Update time:09 24, 2015

Solar energetic particles (SEPs), which are charged energetic particles occasionally emitted by the Sun, endanger the health of astronauts working in space and damage electronic components on satellites, and so they have become a very important aspect affecting the solar-terrestrial space environment and space weather. In addition, SEPs observed in the interplanetary magnetic field provide fundamental information regarding the acceleration mechanisms and transport processes of charged energetic particles. The subject of SEPs has become a focus of space physics, astrophysics, and plasma physics.  

Recently, Associate Professor HE Hongqing and Professor WAN Weixing numerically investigated the transport processes and longitudinal distribution of SEPs in the heliosphere. They found that there exists an east–west longitudinal asymmetry in the SEP intensities, such that, with the same longitude separations between the solar sources and the magnetic footpoint of the observer, the fluxes of SEP events originating from solar sources located on the eastern side of the nominal magnetic footpoint of the observer are systematically larger than those of the SEP events originating from sources located on the western side. In addition, they also found that the peak fluxes of the SEP events originating from solar sources located on the eastern side of the observer footpoint are systematically larger than those of the SEP events originating from sources located on the western side. For the formation mechanism of this interesting phenomenon, they concluded that the longitudinally asymmetric distribution of SEPs results from the east–west azimuthal asymmetry in the topology of the Parker interplanetary magnetic field as well as the effects of perpendicular diffusion on the transport processes of SEPs in the heliosphere.  

Generally, the probability of SEP events being observed by spacecraft in the interplanetary space and near Earth's orbit is proportional to the particle flux intensity of the events. Consequently, SEP events originating from solar sources located at the eastern relative longitudes are more likely to be detected and recorded by spacecraft. The discoveries presented in this work will therefore be valuable for understanding the solar-terrestrial relations and useful in space weather forecasting.  

These results have been recently published in The Astrophysical Journal Supplement Series (He & Wan, Numerical Study of the Longitudinally Asymmetric Distribution of Solar Energetic Particles in the Heliosphere.
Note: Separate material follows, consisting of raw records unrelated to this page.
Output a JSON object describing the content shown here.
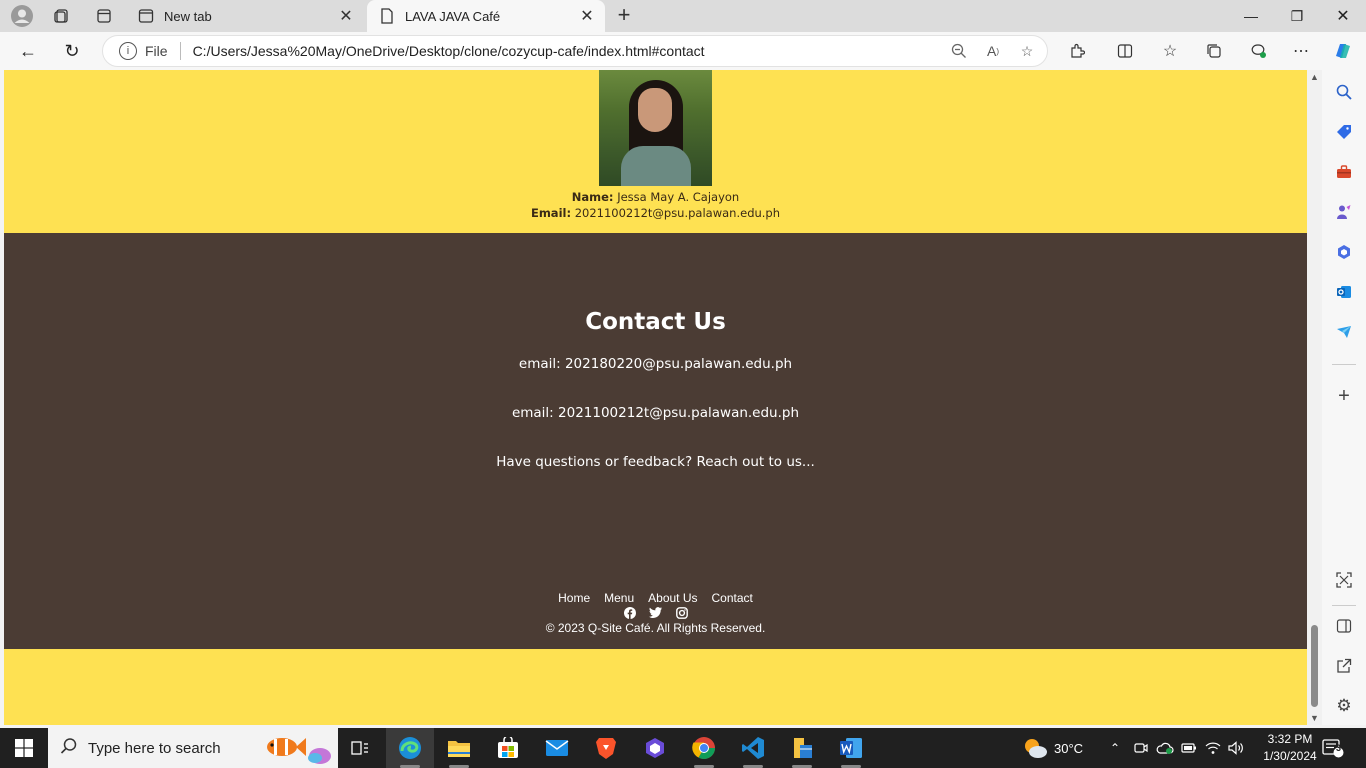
{
  "browser": {
    "tabs": [
      {
        "title": "New tab"
      },
      {
        "title": "LAVA JAVA Café"
      }
    ],
    "address": {
      "file_label": "File",
      "url": "C:/Users/Jessa%20May/OneDrive/Desktop/clone/cozycup-cafe/index.html#contact"
    }
  },
  "page": {
    "member": {
      "name_label": "Name:",
      "name_value": "Jessa May A. Cajayon",
      "email_label": "Email:",
      "email_value": "2021100212t@psu.palawan.edu.ph"
    },
    "contact": {
      "title": "Contact Us",
      "email1": "email: 202180220@psu.palawan.edu.ph",
      "email2": "email: 2021100212t@psu.palawan.edu.ph",
      "tagline": "Have questions or feedback? Reach out to us..."
    },
    "footer": {
      "nav": [
        "Home",
        "Menu",
        "About Us",
        "Contact"
      ],
      "social_icons": [
        "facebook-icon",
        "twitter-icon",
        "instagram-icon"
      ],
      "copyright": "© 2023 Q-Site Café. All Rights Reserved."
    },
    "colors": {
      "yellow": "#fee152",
      "brown": "#4b3c34"
    }
  },
  "taskbar": {
    "search_placeholder": "Type here to search",
    "weather": "30°C",
    "time": "3:32 PM",
    "date": "1/30/2024",
    "notification_count": "3"
  }
}
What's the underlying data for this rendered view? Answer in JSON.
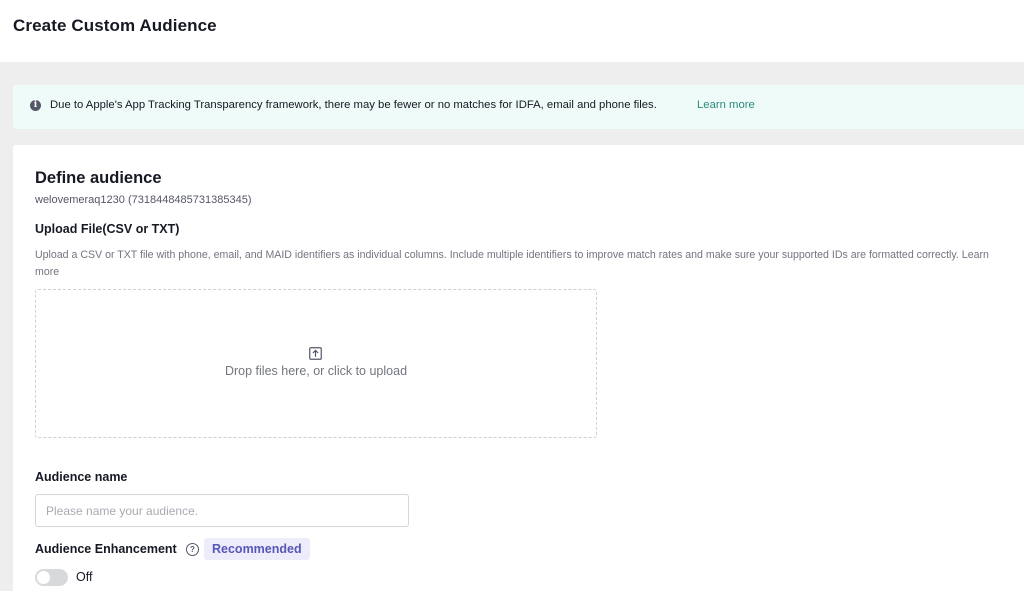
{
  "header": {
    "title": "Create Custom Audience"
  },
  "banner": {
    "icon": "info-icon",
    "message": "Due to Apple's App Tracking Transparency framework, there may be fewer or no matches for IDFA, email and phone files.",
    "link_label": "Learn more"
  },
  "define": {
    "title": "Define audience",
    "account": "welovemeraq1230 (7318448485731385345)"
  },
  "upload": {
    "title": "Upload File(CSV or TXT)",
    "description": "Upload a CSV or TXT file with phone, email, and MAID identifiers as individual columns. Include multiple identifiers to improve match rates and make sure your supported IDs are formatted correctly.",
    "description_link": "Learn more",
    "icon": "upload-icon",
    "drop_text": "Drop files here, or click to upload"
  },
  "audience_name": {
    "label": "Audience name",
    "value": "",
    "placeholder": "Please name your audience."
  },
  "enhancement": {
    "label": "Audience Enhancement",
    "help_icon": "question-circle-icon",
    "badge": "Recommended",
    "toggle_state": "Off"
  },
  "colors": {
    "banner_bg": "#eefbf8",
    "link": "#2b8a7f",
    "badge_bg": "#ececfb",
    "badge_text": "#5856b8",
    "page_bg": "#eeeeef"
  }
}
The Astrophysical Journal Supplement Series, 2015, 218, 17, doi:10.1088/0067-0049/218/2/17). (Article Website)  

 

Figure 1. With the same longitude separations between the magnetic field footpoint of the observer and solar sources, the SEP fluxes from solar sources located on the eastern side (solid lines) of the observer footpoint are larger than those from solar sources located on the western side (dashed lines).  

 

Figure 2. With the same longitude separations between the solar sources and the magnetic footpoint of the observer, the peak fluxes of the SEP events originating from solar sources located on the eastern (left) side of the observer footpoint are systematically larger than those of the SEP events originating from sources located on the western (right) side.